Organizers also set up a bi-lingual phone line where people could call in to get an appointment.

They decided to use appointments instead of making the clinic a walk-up, first-come-first-serve event so people wouldn't have to wait in line for hours.

"It's breaking down all the barriers possible," Moreno says. "Going to their door and saying, hey, it's here, it's up the street. It's almost service at your door, if you will, right?"

Meanwhile, holding the event at the middle school and using nurses from the local school district made people more comfortable than going somewhere else.
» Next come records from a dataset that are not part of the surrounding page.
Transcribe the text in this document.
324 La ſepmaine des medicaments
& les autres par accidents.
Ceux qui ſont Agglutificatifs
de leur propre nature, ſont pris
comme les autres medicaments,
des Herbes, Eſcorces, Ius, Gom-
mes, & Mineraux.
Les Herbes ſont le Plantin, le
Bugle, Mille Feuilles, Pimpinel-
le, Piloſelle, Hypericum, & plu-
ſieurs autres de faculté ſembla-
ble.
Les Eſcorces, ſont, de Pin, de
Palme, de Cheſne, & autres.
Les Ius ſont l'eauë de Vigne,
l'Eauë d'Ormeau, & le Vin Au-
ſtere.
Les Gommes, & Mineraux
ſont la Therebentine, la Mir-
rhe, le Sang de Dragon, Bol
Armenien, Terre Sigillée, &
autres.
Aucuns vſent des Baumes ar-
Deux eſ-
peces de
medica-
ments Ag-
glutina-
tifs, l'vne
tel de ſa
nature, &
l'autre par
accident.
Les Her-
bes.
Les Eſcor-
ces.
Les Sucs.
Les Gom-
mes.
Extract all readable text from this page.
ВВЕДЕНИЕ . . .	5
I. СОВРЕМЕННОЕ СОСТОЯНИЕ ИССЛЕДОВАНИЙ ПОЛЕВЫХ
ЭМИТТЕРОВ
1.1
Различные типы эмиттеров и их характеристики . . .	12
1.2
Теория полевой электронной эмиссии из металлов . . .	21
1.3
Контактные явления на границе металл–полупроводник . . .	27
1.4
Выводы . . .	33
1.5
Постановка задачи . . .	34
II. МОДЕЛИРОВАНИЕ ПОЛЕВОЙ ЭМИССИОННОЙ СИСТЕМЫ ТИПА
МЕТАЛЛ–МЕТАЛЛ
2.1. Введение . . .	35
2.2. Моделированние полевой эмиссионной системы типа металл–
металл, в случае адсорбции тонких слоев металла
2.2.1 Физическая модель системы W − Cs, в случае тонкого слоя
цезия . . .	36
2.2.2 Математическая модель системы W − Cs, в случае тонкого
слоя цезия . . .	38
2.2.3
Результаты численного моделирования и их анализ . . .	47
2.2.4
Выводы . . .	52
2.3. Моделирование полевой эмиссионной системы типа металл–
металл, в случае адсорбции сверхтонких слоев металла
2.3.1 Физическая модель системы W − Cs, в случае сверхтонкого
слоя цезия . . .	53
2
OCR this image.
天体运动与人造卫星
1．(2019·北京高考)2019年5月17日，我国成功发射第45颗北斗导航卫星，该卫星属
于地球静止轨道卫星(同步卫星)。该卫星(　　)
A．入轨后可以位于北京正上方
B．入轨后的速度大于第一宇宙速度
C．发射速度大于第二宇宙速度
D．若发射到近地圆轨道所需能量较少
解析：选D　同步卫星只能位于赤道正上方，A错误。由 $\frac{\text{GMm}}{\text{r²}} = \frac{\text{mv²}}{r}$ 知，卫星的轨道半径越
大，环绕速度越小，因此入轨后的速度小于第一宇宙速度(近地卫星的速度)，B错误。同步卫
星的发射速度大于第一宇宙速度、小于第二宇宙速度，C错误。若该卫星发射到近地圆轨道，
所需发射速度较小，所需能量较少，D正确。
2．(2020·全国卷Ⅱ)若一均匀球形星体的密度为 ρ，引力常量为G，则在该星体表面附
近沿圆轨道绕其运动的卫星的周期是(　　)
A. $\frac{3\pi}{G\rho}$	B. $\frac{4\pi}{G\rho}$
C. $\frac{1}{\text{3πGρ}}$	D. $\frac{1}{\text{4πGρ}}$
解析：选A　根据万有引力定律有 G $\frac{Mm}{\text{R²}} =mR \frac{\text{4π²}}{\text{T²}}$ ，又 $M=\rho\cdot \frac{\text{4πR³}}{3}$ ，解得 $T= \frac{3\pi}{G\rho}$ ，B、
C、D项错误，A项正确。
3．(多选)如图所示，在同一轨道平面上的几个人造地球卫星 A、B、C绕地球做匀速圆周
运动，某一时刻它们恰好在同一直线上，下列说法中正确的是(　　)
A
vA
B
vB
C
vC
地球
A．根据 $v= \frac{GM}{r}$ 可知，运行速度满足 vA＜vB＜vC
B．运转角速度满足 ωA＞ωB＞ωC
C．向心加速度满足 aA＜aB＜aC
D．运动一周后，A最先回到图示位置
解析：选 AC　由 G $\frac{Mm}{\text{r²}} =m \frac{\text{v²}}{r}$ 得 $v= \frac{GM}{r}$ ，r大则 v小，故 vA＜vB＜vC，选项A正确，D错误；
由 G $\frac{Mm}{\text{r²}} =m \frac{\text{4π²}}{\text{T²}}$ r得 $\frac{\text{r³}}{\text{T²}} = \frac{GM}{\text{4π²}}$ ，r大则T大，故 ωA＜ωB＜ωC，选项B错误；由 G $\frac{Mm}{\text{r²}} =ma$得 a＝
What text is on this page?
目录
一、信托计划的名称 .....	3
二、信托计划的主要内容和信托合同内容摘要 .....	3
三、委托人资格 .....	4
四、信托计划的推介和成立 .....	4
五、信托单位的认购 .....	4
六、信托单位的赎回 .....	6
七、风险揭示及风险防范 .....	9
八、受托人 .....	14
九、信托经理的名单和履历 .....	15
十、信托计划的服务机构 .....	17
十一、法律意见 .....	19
"Many patients, many individuals in the community, are reluctant to go and seek out where to get the vaccine," says Janet Adamian, who ran the clinic for FHCSD. "So when we come to the communities, we want to let them know that they don't have to wait to schedule the appointment. We're here to serve them."

Adamian hopes events like these will make people less hesitant to get their vaccine if they see their family, friends, and neighbors got one.

"We know that as more people get vaccinated, they go an tell their family members, their neighbors, their friends, and so more people are interested in getting the vaccine," she says.

Saturday's event will be paired with a follow-up clinic 28 days later to ensure everyone who attended can also get their second Moderna shot on time.